As flagged in previous quarterly reviews, we have been concerned about the risk of rising interest rates and the potential impact on bond markets and resulting negative returns.
This risk eventuated in the first quarter of 2022 as:
- Australian 10 year government bond yields rose from 1.67% to 2.77% delivering a -6.1% return for Australian government bonds in the quarter
- US government bonds delivered a -5.2% return
- UK government bonds delivered a -7.4% return
- German bonds delivered a -4.9% return
- Japanese government bonds delivered a -1.7% return
These are not the returns to be expected of a ‘defensive’ asset and the earlier decision for our clients to have materially reduced duration exposure and reconfigured fixed income portfolios has added material value.
The most notable asset class in the March 2022 was commodities with Russia’s invasion of Ukraine amplifying existing concerns over inflation pressures as both the war and resulting sanctions on Russia impacting Oil, Gas and food markets given those nations’ role in the supply of these commodities. Notable rises include:
- Oil of 30%
- Natural Gas of 58%
- Gold +7.7%
- Wheat +29%
- Soybeans +21%
- Corn +26%
Whilst these rises were significant, in some cases the increases were even greater during the quarter.

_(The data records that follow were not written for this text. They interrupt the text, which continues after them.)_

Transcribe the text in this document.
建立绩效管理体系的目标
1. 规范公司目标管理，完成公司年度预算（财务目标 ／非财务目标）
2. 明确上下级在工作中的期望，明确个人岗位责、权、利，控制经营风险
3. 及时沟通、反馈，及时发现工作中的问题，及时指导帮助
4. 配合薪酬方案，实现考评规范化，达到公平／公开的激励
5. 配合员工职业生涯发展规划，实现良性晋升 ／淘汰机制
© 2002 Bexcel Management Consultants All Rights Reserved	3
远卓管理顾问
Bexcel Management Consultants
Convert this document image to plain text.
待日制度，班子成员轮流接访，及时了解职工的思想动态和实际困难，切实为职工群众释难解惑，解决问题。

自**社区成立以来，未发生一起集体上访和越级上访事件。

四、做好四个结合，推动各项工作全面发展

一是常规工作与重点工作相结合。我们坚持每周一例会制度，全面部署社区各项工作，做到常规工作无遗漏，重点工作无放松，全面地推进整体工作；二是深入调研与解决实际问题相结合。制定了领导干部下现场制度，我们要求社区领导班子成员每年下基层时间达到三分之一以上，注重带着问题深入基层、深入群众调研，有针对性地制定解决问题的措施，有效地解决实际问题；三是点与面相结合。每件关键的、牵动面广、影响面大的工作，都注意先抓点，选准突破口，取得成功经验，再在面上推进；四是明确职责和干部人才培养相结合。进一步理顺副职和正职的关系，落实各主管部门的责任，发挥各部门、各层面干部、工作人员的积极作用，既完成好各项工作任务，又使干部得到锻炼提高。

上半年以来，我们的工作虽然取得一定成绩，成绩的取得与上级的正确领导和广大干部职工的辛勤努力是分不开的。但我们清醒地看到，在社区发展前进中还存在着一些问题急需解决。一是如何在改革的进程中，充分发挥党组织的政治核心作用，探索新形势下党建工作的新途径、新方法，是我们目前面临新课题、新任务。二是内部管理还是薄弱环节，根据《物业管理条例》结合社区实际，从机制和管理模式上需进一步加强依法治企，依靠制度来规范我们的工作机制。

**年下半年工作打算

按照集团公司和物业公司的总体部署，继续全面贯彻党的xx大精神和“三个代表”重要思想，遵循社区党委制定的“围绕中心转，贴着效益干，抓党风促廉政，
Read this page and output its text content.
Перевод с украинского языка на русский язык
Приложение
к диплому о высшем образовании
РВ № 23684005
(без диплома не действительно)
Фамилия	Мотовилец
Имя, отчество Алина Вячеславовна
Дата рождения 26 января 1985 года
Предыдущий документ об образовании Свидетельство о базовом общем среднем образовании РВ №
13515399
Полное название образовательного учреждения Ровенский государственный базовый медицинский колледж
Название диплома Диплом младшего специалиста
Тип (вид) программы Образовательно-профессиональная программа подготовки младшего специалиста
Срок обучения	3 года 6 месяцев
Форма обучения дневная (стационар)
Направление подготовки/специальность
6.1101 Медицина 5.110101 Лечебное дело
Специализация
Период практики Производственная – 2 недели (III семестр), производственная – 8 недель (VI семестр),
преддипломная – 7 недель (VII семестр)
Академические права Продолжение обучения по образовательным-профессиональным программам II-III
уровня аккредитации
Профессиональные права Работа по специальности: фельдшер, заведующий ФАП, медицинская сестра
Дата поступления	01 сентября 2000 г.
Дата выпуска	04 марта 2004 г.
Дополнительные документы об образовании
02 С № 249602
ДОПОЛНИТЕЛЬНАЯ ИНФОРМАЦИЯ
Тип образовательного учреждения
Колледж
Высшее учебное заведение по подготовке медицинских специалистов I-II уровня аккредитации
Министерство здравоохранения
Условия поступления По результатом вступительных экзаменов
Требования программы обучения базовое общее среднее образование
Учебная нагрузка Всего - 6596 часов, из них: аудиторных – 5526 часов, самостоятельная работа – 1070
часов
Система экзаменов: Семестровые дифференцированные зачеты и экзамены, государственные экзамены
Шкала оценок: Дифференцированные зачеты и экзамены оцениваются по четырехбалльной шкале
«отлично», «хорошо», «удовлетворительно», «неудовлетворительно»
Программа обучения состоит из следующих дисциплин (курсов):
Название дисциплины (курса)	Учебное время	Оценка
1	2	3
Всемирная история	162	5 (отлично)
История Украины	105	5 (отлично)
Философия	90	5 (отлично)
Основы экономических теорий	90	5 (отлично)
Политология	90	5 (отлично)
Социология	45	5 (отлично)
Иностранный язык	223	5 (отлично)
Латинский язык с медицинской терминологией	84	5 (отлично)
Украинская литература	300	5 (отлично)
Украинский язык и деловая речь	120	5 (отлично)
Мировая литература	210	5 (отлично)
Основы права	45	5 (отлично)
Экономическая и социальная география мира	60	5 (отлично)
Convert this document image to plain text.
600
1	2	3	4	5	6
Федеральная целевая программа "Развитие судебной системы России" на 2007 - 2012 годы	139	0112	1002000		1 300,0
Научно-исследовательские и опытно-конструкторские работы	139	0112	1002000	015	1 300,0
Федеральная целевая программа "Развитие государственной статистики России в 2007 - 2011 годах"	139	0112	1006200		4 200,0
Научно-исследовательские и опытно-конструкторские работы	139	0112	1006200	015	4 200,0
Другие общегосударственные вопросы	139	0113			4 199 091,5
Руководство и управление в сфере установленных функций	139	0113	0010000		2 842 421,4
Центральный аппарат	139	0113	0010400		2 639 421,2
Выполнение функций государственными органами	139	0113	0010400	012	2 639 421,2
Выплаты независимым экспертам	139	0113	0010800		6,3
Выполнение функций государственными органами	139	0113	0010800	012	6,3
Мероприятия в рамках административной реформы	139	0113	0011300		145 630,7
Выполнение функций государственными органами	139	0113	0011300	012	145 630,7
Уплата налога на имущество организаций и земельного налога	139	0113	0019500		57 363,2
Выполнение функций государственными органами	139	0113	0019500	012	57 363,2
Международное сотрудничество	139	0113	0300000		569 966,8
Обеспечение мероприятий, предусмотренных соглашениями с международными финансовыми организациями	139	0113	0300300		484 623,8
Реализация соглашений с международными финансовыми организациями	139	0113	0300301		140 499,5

For Empire Financial Group client portfolios, a stand-out performer was the alternatives allocation to Man AHL Alpha which delivered a return of +6.85% for the March quarter.
The US unemployment rate dropped from 3.8% in February to 3.6% in March. Australia’s is now 4.0%. A constrained labour market in economies like the US and Australia is putting upwards pressure on wages at the same time there is upwards pressure on prices from supply issues. The annual US inflation rate, as measured by the consumer price index, hit 8.5% in March with Australia’s at 3.5% as of December 2021. Inflation and geopolitics are likely to have a significant impact on markets in the medium term.
Figure 1: US Inflation
Additionally, there are three key themes influencing portfolio construction and investment selection:
- Less globalisation and more localisation. Post-GFC populism as typified by Brexit and the rise of Trump with the associated trade wars appears to have been the start of a trend against globalisation where more and more countries push towards localisation. The COVID-19 pandemic exposed weaknesses in the incumbent approach and has accelerated this which is even further compounded by Russia’s invasion. Less globalisation means less global competition and more inflationary pressure.
- Continued and escalating geopolitical risk. There is an acceleration away from the unipolar western democratic world towards the bipolar world split into the democratic world led by the USA and the autocratic world led by China (we note this is a massive simplification of very complex issues but the high level trend is clear). The invasion has clearly highlighted global political fault lines and the awkward situation some major economies such as India find themselves in.
An acceleration towards decarbonisation. The EU plans to accelerate energy independence with energy saving measures and increased renewables to reduce the requirement for Russian gas. Other nations are likely to also seek energy independence and security with longer term renewables investment, particularly combined with increasingly efficient storage more attractive when there is a national security benefit on top of the environmental considerations. Nuclear is likely to be considered by many as well. Those unconcerned with the providence of gas can lower their coal dependency by purchasing discounted Russian gas to also reduce their emissions (e.g. China).